Ricardo Teixeira – A sensação que eu capto é de que falta um corpo, está faltando um corpo para isso, há um desafio que reclama outro corpo. Eu tenho muito forte essa sensação de que de fato nós vivemos em uma mutação da espécie, há alguma coisa passando por aqui. Há um desajuste relativo entre o tamanho do desafio ao qual a gente procura responder, e o corpo que dispomos para isso. Então me vem à ideia da construção de um corpo mais composto.
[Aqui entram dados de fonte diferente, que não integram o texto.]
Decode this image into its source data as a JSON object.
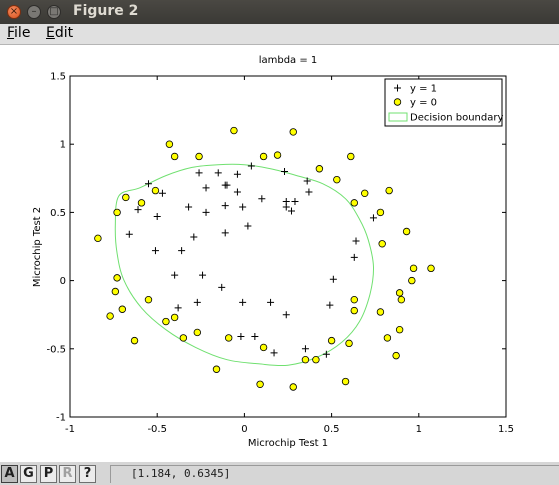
{
  "window": {
    "title": "Figure 2"
  },
  "menu": {
    "file": "File",
    "edit": "Edit",
    "file_key": "F",
    "file_rest": "ile",
    "edit_key": "E",
    "edit_rest": "dit"
  },
  "toolbar": {
    "buttons": [
      "A",
      "G",
      "P",
      "R",
      "?"
    ],
    "coords": "[1.184, 0.6345]"
  },
  "chart_data": {
    "type": "scatter",
    "title": "lambda = 1",
    "xlabel": "Microchip Test 1",
    "ylabel": "Microchip Test 2",
    "xlim": [
      -1,
      1.5
    ],
    "ylim": [
      -1,
      1.5
    ],
    "xticks": [
      "-1",
      "-0.5",
      "0",
      "0.5",
      "1",
      "1.5"
    ],
    "yticks": [
      "1.5",
      "1",
      "0.5",
      "0",
      "-0.5",
      "-1"
    ],
    "grid": false,
    "legend": {
      "position": "top-right",
      "entries": [
        "y = 1",
        "y = 0",
        "Decision boundary"
      ]
    },
    "colors": {
      "positive": "#000000",
      "negative_fill": "#ffff00",
      "boundary": "#70e070"
    },
    "series": [
      {
        "name": "y = 1",
        "marker": "+",
        "points": [
          [
            -0.1,
            0.7
          ],
          [
            -0.22,
            0.68
          ],
          [
            -0.26,
            0.79
          ],
          [
            -0.15,
            0.79
          ],
          [
            -0.11,
            0.7
          ],
          [
            -0.04,
            0.65
          ],
          [
            -0.04,
            0.78
          ],
          [
            0.04,
            0.84
          ],
          [
            0.1,
            0.6
          ],
          [
            0.23,
            0.8
          ],
          [
            0.24,
            0.58
          ],
          [
            0.29,
            0.58
          ],
          [
            0.27,
            0.51
          ],
          [
            0.24,
            0.54
          ],
          [
            0.36,
            0.73
          ],
          [
            0.37,
            0.65
          ],
          [
            -0.55,
            0.71
          ],
          [
            -0.61,
            0.52
          ],
          [
            -0.5,
            0.47
          ],
          [
            -0.47,
            0.64
          ],
          [
            -0.32,
            0.54
          ],
          [
            -0.22,
            0.5
          ],
          [
            -0.11,
            0.55
          ],
          [
            -0.01,
            0.54
          ],
          [
            0.02,
            0.4
          ],
          [
            -0.66,
            0.34
          ],
          [
            -0.51,
            0.22
          ],
          [
            -0.36,
            0.22
          ],
          [
            -0.29,
            0.32
          ],
          [
            -0.11,
            0.35
          ],
          [
            -0.4,
            0.04
          ],
          [
            -0.24,
            0.04
          ],
          [
            -0.13,
            -0.05
          ],
          [
            -0.27,
            -0.16
          ],
          [
            -0.38,
            -0.2
          ],
          [
            -0.01,
            -0.16
          ],
          [
            0.15,
            -0.16
          ],
          [
            0.24,
            -0.25
          ],
          [
            0.49,
            -0.18
          ],
          [
            0.51,
            0.01
          ],
          [
            0.64,
            0.29
          ],
          [
            0.74,
            0.46
          ],
          [
            0.63,
            0.17
          ],
          [
            -0.02,
            -0.41
          ],
          [
            0.06,
            -0.41
          ],
          [
            0.17,
            -0.53
          ],
          [
            0.35,
            -0.5
          ],
          [
            0.47,
            -0.54
          ]
        ]
      },
      {
        "name": "y = 0",
        "marker": "o",
        "points": [
          [
            -0.84,
            0.31
          ],
          [
            -0.73,
            0.5
          ],
          [
            -0.68,
            0.61
          ],
          [
            -0.59,
            0.57
          ],
          [
            -0.51,
            0.66
          ],
          [
            -0.4,
            0.91
          ],
          [
            -0.43,
            1.0
          ],
          [
            -0.26,
            0.91
          ],
          [
            -0.06,
            1.1
          ],
          [
            0.11,
            0.91
          ],
          [
            0.19,
            0.92
          ],
          [
            0.28,
            1.09
          ],
          [
            0.43,
            0.82
          ],
          [
            0.53,
            0.74
          ],
          [
            0.61,
            0.91
          ],
          [
            0.63,
            0.57
          ],
          [
            0.69,
            0.64
          ],
          [
            0.78,
            0.5
          ],
          [
            0.83,
            0.66
          ],
          [
            0.79,
            0.27
          ],
          [
            0.93,
            0.36
          ],
          [
            0.97,
            0.09
          ],
          [
            0.96,
            0.0
          ],
          [
            1.07,
            0.09
          ],
          [
            -0.73,
            0.02
          ],
          [
            -0.74,
            -0.08
          ],
          [
            -0.77,
            -0.26
          ],
          [
            -0.7,
            -0.21
          ],
          [
            -0.63,
            -0.44
          ],
          [
            -0.55,
            -0.14
          ],
          [
            -0.45,
            -0.3
          ],
          [
            -0.4,
            -0.27
          ],
          [
            -0.35,
            -0.42
          ],
          [
            -0.27,
            -0.38
          ],
          [
            -0.09,
            -0.42
          ],
          [
            -0.16,
            -0.65
          ],
          [
            0.11,
            -0.49
          ],
          [
            0.09,
            -0.76
          ],
          [
            0.28,
            -0.78
          ],
          [
            0.35,
            -0.58
          ],
          [
            0.41,
            -0.58
          ],
          [
            0.58,
            -0.74
          ],
          [
            0.5,
            -0.44
          ],
          [
            0.6,
            -0.46
          ],
          [
            0.63,
            -0.22
          ],
          [
            0.63,
            -0.14
          ],
          [
            0.78,
            -0.23
          ],
          [
            0.82,
            -0.42
          ],
          [
            0.87,
            -0.55
          ],
          [
            0.89,
            -0.36
          ],
          [
            0.89,
            -0.09
          ],
          [
            0.9,
            -0.14
          ]
        ]
      }
    ],
    "boundary": {
      "name": "Decision boundary",
      "shape": "closed-curve",
      "points": [
        [
          -0.72,
          0.62
        ],
        [
          -0.6,
          0.68
        ],
        [
          -0.45,
          0.77
        ],
        [
          -0.3,
          0.83
        ],
        [
          -0.15,
          0.85
        ],
        [
          0.0,
          0.85
        ],
        [
          0.15,
          0.82
        ],
        [
          0.3,
          0.77
        ],
        [
          0.45,
          0.71
        ],
        [
          0.58,
          0.6
        ],
        [
          0.66,
          0.45
        ],
        [
          0.71,
          0.3
        ],
        [
          0.74,
          0.1
        ],
        [
          0.72,
          -0.1
        ],
        [
          0.66,
          -0.3
        ],
        [
          0.56,
          -0.45
        ],
        [
          0.42,
          -0.56
        ],
        [
          0.25,
          -0.62
        ],
        [
          0.08,
          -0.61
        ],
        [
          -0.1,
          -0.58
        ],
        [
          -0.28,
          -0.49
        ],
        [
          -0.45,
          -0.36
        ],
        [
          -0.59,
          -0.2
        ],
        [
          -0.69,
          0.0
        ],
        [
          -0.73,
          0.2
        ],
        [
          -0.74,
          0.4
        ],
        [
          -0.72,
          0.62
        ]
      ]
    }
  }
}
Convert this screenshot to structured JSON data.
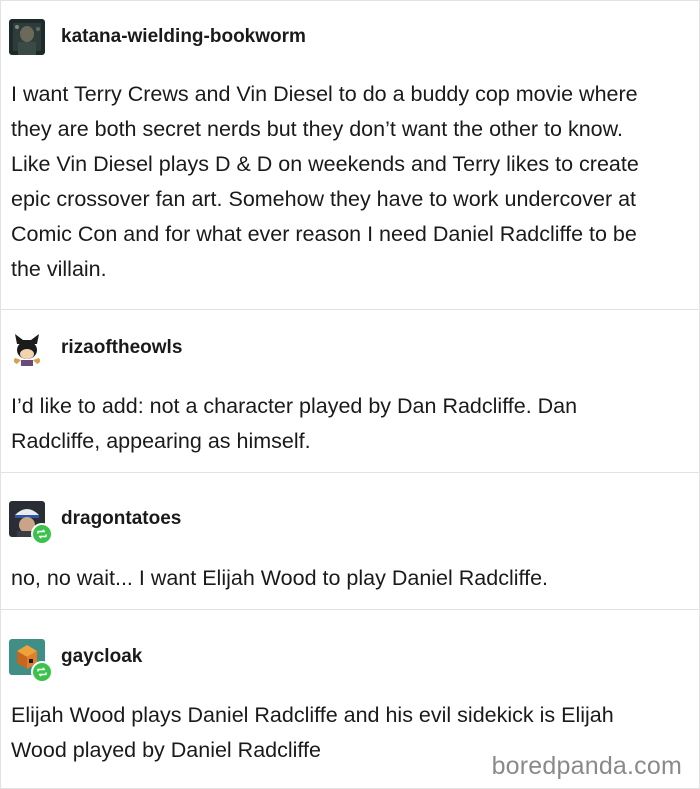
{
  "posts": [
    {
      "username": "katana-wielding-bookworm",
      "avatar_icon": "dark-portrait-avatar",
      "reblog": false,
      "lines": [
        "I want Terry Crews and Vin Diesel to do a buddy cop movie where",
        "they are both secret nerds but they don’t want the other to know.",
        "Like Vin Diesel plays D & D on weekends and Terry likes to create",
        "epic crossover fan art. Somehow they have to work undercover at",
        "Comic Con and for what ever reason I need Daniel Radcliffe to be",
        "the villain."
      ]
    },
    {
      "username": "rizaoftheowls",
      "avatar_icon": "cartoon-character-avatar",
      "reblog": false,
      "lines": [
        "I’d like to add: not a character played by Dan Radcliffe. Dan",
        "Radcliffe, appearing as himself."
      ]
    },
    {
      "username": "dragontatoes",
      "avatar_icon": "person-in-cap-avatar",
      "reblog": true,
      "lines": [
        "no, no wait... I want Elijah Wood to play Daniel Radcliffe."
      ]
    },
    {
      "username": "gaycloak",
      "avatar_icon": "orange-cube-avatar",
      "reblog": true,
      "lines": [
        "Elijah Wood plays Daniel Radcliffe and his evil sidekick is Elijah",
        "Wood played by Daniel Radcliffe"
      ]
    }
  ],
  "watermark": "boredpanda.com",
  "colors": {
    "reblog_badge": "#3bc24a",
    "divider": "#e2e2e2",
    "watermark": "#8a8a8a"
  }
}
Eu gosto muito de um conceito, às vezes um pouco controverso, que é aquele conceito de corpo sem órgãos, que a gente deve construir um corpo coletivo, um corpo que se mede nos fluxos de intensidade que percorrem esse corpo, a ideia de corpo sem órgãos, que é um conceito criado por Deleuze e Guattari.

(En)Cena – Ricardo, vamos chegando ao fim de nossa entrevista, e para finalizar: Esse corpo cibernético hoje, está em constante construção? Eterno Movimento?

Ricardo Teixeira – Eu acho que essa ideia interessante, porque ao mesmo tempo em que a expressão “corpo sem órgãos”, pode ser um pouco equivoca, por remeter a um corpo do qual se retirou os órgãos, curiosamente, e talvez nesse caso fique mais claro, que por vezes, a construção um corpo sem órgãos se dá pela adição de órgãos. Eu pressinto, que para fazer um corpo sem órgãos, nos falta órgãos que produzam outra organização. Um novo órgão redefine o organismo, e é nesse sentido que a gente permanece na luta contra o organismo. Mas não exatamente por um esvaziamento dos órgãos. E esse outro corpo, também não é esse corpo dado a nossa fé perceptiva individuada porque o cyborg, em minha opinião, já aponta para este corpo composto de muitos corpos, de muitos indivíduos. Quando estou falando do cyborg RHS, RHS eu falo do apelido acrônimo de REDE HUMANIZA SUS, que foi uma experiência que começou na WEB.